Emperyalistler, Afganistan savaşına »tarihî önem« atfediyorlar. Başta ABD değil miydi sözde teröre karşı savaş ile her yere »demokrasiyi« götüreceklerini iddia edenler? Şimdi de 100 bin askerle, bombardımanlarla, sivil halka yönelik saldırılarla »Taliban’a karşı başarısız olduk« diyecek değiller herhalde. Batılı ülkelerin kamuoyunda Afganistan savaşına ve işgaline karşı muhalif tutum yaygınlaştığından ve yeni birliklerin gönderilmesi sorgulanır olduğundan, »başarı hikâyeleri« sahiden Batılı egemenler için önem kazanıyor. Öyle ya, kendi halkını bile doğruluğundan ikna edemediğin bir savaşta, işgal ettiğin ülkenin halkını nasıl kazanacaksın?

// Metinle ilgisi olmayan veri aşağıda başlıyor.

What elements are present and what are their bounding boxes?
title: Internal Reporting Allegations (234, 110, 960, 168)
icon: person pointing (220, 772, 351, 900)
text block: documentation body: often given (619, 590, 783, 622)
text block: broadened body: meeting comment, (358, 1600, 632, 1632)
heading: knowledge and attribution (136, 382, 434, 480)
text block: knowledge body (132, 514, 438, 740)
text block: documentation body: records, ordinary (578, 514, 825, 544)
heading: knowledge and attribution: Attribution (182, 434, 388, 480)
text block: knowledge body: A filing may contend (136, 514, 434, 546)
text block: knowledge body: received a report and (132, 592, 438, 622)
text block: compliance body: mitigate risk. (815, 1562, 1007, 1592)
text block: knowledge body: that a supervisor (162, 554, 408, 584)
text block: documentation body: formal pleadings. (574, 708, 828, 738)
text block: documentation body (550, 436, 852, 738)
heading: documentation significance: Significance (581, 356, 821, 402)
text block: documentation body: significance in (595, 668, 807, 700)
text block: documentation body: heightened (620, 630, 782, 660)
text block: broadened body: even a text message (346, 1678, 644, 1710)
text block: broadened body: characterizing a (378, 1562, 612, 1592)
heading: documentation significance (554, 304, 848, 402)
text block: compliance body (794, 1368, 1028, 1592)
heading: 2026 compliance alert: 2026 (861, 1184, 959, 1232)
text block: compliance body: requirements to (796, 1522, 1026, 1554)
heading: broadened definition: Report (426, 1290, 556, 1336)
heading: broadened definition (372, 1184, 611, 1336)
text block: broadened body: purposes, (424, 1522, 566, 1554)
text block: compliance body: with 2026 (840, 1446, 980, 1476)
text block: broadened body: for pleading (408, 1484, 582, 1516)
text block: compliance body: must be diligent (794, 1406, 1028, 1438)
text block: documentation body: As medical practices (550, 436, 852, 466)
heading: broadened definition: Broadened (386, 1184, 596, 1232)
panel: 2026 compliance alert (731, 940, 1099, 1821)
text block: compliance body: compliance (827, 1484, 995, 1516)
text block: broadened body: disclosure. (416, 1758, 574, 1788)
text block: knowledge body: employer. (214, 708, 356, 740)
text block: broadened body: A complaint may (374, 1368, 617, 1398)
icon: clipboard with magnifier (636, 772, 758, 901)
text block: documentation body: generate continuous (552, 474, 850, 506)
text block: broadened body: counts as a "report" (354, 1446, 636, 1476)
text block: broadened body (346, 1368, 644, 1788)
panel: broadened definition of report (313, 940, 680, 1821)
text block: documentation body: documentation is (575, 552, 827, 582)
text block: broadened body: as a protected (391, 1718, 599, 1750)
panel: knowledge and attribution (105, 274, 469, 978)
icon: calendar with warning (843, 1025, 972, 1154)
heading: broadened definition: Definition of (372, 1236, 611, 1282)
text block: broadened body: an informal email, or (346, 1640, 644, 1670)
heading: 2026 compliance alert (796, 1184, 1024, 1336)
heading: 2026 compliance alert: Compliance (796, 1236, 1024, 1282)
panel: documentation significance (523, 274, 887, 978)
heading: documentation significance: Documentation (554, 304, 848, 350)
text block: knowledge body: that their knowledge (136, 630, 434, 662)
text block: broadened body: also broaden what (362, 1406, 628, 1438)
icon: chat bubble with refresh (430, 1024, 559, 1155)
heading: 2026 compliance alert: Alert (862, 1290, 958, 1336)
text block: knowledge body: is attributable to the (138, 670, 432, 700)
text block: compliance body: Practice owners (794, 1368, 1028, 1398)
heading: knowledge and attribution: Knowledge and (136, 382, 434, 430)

Velhasılı, demokratik hukuk devleti esasların esamesinin okunmadığı, halkın can güvenliğinin ve sosyal güvencesinin olmadığı bir ülkede silahların gölgesi altında yapılan ve sonuçları şimdiden belli olan bir seçimin »demokratik« olduğunu ileri sürmek, akla, mantığa tecavüz etmekle birdir. Emperyalistler, 200 bin gözlemcinin ve toplam 300 bin asker ve polisin gözetimi altında yapılacak olan seçimlere harcanan 223 milyon ABD-Doları’nı, seçimler için değil, halkın beslenmesi için harcasalardı, sahiden anlamlı bir iş yapmış olurlardı. Halk en azından »Allah razı olsun« derdi. Şu anda ise ne dediklerini düşünebiliyorum da, yazmaya terbiyem müsaade etmiyor.